Module identification facilitate underlying biological processes From the preceding results, we selected Module 3 and Module 4 for the kidney, Module 0 and Module 1 for the brain, and Module 1 and Module 5 for the heart. Enrichment of the selected modules was performed using gProfiler66 and visualized through Cytoscape 3.10 (cytoscape.org). Enrichment analyses incorporated the GO Biological Process and Molecular Function databases, applying a Benjamini-Hochberg FDR threshold of < 0.05 and we retained only gene sets comprising 10 to 5000 genes. To enable visualization in Cytoscape’s Enrichment Map application, a GMT file was generated, with FDR q-value cutoff of 0.05. Our findings highlight pathways uniquely enriched in specific organs-for instance, Ubiquitin Protein Transferase Activity in the kidney, Postsynaptic Neurotransmitter Receptor Activity in the brain, and Growth Factor Binding in the heart. Conversely, some pathways were shared across organ systems, such as Integrin Binding in the kidney and heart, and the NADH metabolic pathway in the brain and heart (Fig. 5). These shared and distinct enrichment show the modular regulation of biological processes across tissues.

Fig. 5
figure 5

EnrichmentMap of Gene Modules Across Organs Network diagram showing enriched pathways in selected modules (two per organ) from kidney (green), brain (blue), and heart (yellow). Node size reflects gene count, and gray edges denote shared genes or functional relationships.

Our module-based analysis provides a modular perspective on biological processes under specific conditions. By organizing genes into co-expression modules, we identified coordinated activities within pathways and molecular networks that are often overlooked by conventional gene-by-gene differential expression analyses. This approach elucidates the interconnected biological processes influenced by Cmpd60 and the mechanisms driving its beneficial effects on aging-related pathologies across multiple organs.

Conclusion

This paper introduces a novel approach to community detection in node-attributed graphs, which is specifically tailored for active module identification (AMI) in bioinformatics. By leveraging a novel scoring function for graph partitioning that considers both topological and attribute-based information, we develop a modified Louvain algorithm capable of identifying communities that balance connectivity and attribute similarity.

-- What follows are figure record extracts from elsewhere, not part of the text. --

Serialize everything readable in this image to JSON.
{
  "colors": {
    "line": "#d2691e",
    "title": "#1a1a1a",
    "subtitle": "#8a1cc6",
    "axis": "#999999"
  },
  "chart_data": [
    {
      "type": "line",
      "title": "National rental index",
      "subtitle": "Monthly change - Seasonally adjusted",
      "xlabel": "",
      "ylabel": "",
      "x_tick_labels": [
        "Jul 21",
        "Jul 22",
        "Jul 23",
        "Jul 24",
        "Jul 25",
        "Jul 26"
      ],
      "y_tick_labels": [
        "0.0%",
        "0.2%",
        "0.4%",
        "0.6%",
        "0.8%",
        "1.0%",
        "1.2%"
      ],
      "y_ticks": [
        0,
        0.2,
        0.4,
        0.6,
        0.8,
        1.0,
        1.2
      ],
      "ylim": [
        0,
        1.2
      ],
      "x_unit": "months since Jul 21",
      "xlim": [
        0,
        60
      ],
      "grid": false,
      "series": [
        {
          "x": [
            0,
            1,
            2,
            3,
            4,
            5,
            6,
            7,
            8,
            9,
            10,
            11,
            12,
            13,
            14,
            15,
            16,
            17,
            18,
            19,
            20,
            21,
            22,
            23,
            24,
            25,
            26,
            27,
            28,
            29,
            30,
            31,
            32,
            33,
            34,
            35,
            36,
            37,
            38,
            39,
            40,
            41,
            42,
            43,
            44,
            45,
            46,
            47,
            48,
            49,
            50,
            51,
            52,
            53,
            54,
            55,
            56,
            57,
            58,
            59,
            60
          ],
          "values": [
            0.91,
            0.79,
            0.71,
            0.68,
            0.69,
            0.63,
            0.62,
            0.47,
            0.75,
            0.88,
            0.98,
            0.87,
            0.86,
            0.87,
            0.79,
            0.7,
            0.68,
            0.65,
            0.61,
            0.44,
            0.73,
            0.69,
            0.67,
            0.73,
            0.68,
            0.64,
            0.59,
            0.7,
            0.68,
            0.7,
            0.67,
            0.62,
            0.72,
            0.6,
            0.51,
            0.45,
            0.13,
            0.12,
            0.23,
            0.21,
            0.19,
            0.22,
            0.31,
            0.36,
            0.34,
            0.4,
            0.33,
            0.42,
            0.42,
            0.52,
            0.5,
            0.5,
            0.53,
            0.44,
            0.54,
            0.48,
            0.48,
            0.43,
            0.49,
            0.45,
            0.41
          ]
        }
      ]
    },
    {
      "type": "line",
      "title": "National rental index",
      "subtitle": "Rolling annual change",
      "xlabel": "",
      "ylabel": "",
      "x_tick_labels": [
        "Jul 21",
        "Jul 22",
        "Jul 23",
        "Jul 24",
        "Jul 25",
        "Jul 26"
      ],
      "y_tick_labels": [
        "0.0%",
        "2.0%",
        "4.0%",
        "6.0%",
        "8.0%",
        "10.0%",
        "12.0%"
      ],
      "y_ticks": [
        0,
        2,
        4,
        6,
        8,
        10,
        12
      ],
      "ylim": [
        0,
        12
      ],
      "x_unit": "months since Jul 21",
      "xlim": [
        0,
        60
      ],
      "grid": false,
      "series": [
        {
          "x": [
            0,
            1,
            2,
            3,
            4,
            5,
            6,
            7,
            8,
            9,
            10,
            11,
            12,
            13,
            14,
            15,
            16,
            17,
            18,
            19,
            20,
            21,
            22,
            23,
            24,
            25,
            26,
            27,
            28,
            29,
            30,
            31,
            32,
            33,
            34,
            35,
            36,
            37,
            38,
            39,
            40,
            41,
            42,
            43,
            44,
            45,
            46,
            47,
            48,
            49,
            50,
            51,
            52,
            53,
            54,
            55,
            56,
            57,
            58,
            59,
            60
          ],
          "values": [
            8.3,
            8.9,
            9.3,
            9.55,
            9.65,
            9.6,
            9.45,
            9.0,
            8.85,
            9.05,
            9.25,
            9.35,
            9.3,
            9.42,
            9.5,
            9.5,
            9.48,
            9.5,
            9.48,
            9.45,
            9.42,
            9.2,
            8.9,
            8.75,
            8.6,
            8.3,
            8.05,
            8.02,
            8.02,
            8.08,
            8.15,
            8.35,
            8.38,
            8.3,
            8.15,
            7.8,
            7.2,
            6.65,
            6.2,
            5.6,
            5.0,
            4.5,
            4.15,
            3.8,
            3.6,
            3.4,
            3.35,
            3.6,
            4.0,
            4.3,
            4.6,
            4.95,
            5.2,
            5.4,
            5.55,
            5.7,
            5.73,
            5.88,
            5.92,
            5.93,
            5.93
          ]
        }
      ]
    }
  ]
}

Our method offers a significant advantage over traditional community detection techniques by providing a more nuanced approach to community identification. It enables the discovery of communities that may not be apparent when only topological information is considered. In addition, the incorporation of a rigorous similarity function ensures that the communities identified are both cohesive and biologically significant.

A key strength of the SIMBA method is that it doesn’t require pre-specification of the number of communities, nor does it require determining a threshold beyond which the identified modules are no longer relevant. While other methods may be more effective when the number of modules is known beforehand and only the top-ranked modules corresponding to that number are considered, Simba imposes no such constraint and achieves superior performance across diverse datasets when considering all identified modules.

The proposed method has been extensively evaluated on both simulated and real-world biological datasets and has demonstrated superior performance compared with existing AMIMs. Its efficiency and scalability make it a valuable tool for obtaining novel insights into complex biological processes.

Future research directions could involve the exploration of more sophisticated scoring functions, the incorporation of domain-specific knowledge and the integration of advanced machine learning techniques to improve the identification of complex patterns and relationships within networks. This could lead to the development of more powerful and versatile community detection algorithms with applications beyond bioinformatics.